E’ scattato con un prologo il Rally del Marocco, 12 chilometri di tappa nei dintorni di Fez, la famosa città del Nord Africa. E’ stata un’occasione per tutti i piloti per prendere confidenza con questa terra e con questo tipo di percorso. I motori torneranno a rombare venerdì 6 ottobre, quando comincerà la prima vera tappa del Rally del Marocco. Gli uomini Peugeot non hanno sfigurato, tanto che l’equipaggio formato da Sebastian Loeb e Daniel Elena hanno concluso i 12 chilometri iniziali al secondo posto. La Peugeot 3008DKR del pluricampione alsaziano è giunta a diciotto secondi dal vincitore. Sfortunatamente per loro però devono scontare una penalità di 60 secondi, che li ha relega all’11° posto in classifica per avere superato di 2 km/h la velocità massima consentita in una zona a velocità limitata della speciale. Carlos Sainz e Lucas Cruz hanno ottenuto il 4° posto, in occasione del loro ritorno alle gare dopo nove mesi di assenza. Le due Peugeot 3008DKR hanno raggiunto il traguardo senza accusare il minimo problema. I primi dieci classificati del podio potranno scegliere la posizione di partenza per la prima tappa del Rally del Marocco. Sainz ha scelto la prima, Loeb purtroppo l’undicesima.  I concorrenti abbandoneranno Fès per andare a Erfoud, dove Peugeot Sport è solita organizzare la maggior parte dei suoi test. Dopo la partenza di ieri a mezzogiorno, si dovranno disputare 367,18 chilometri di prova cronometrata e 460,39 di tratto di collegamento.

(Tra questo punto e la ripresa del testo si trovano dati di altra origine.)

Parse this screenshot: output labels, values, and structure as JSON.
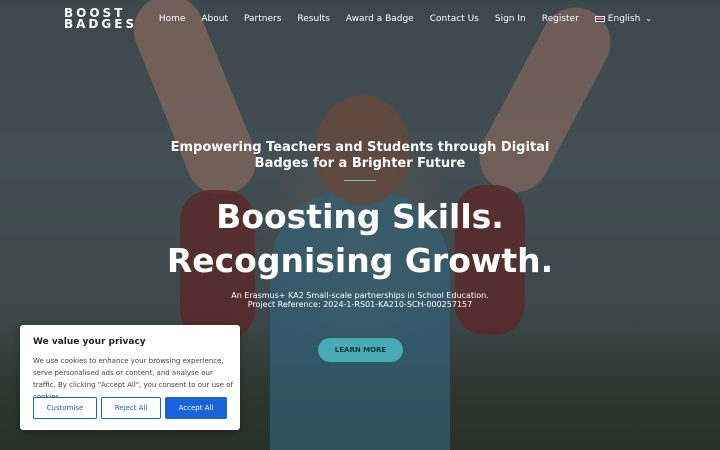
{
  "brand": {
    "line1": "BOOST",
    "line2": "BADGES"
  },
  "nav": {
    "items": [
      "Home",
      "About",
      "Partners",
      "Results",
      "Award a Badge",
      "Contact Us",
      "Sign In",
      "Register"
    ],
    "language": "English",
    "language_flag_icon": "uk-flag-icon",
    "chevron_icon": "chevron-down-icon"
  },
  "hero": {
    "tagline": "Empowering Teachers and Students through Digital Badges for a Brighter Future",
    "headline_line1": "Boosting Skills.",
    "headline_line2": "Recognising Growth.",
    "sub_line1": "An Erasmus+ KA2 Small-scale partnerships in School Education.",
    "sub_line2": "Project Reference: 2024-1-RS01-KA210-SCH-000257157",
    "cta_label": "LEARN MORE",
    "accent_color": "#46aab7"
  },
  "cookie_banner": {
    "title": "We value your privacy",
    "text": "We use cookies to enhance your browsing experience, serve personalised ads or content, and analyse our traffic. By clicking \"Accept All\", you consent to our use of cookies.",
    "customise_label": "Customise",
    "reject_label": "Reject All",
    "accept_label": "Accept All",
    "button_color": "#1863dc"
  }
}
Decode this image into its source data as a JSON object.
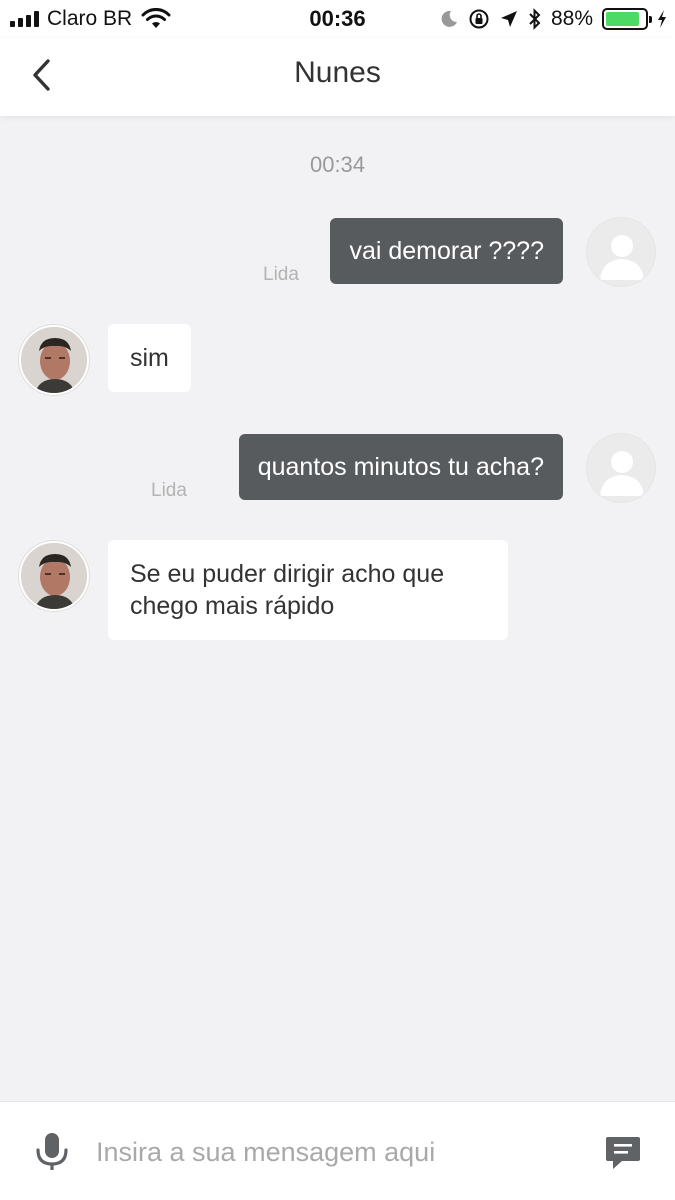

Carlos Sainz: “Non c’è molto da dire. Non abbiamo avuto problemi, anche se questa pista era piena di trabocchetti. Era strettissima con alcuni passaggi che potevano eliminare i concorrenti. Ci siamo assicurati di passare indenni. Il vero rally inizia oggi. Potremo dire qualcosa in più dopo la prima tappa. Forse siamo stati troppo prudenti, ma non volevamo correre rischi nella fase iniziale della corsa”.

Sébastien Loeb: “Questa breve giornata è andata bene e la Peugeot 3008DKR ha funzionato perfettamente. Abbiamo fatto segnare il secondo tempo, ma poi ci hanno assegnato una penalità molto fastidiosa! Non è stata una speciale particolarmente tecnica, c’era una pista abbastanza semplice da seguire, ma non si dovevano commettere errori. Domani dovremo rimanere molto concentrati”.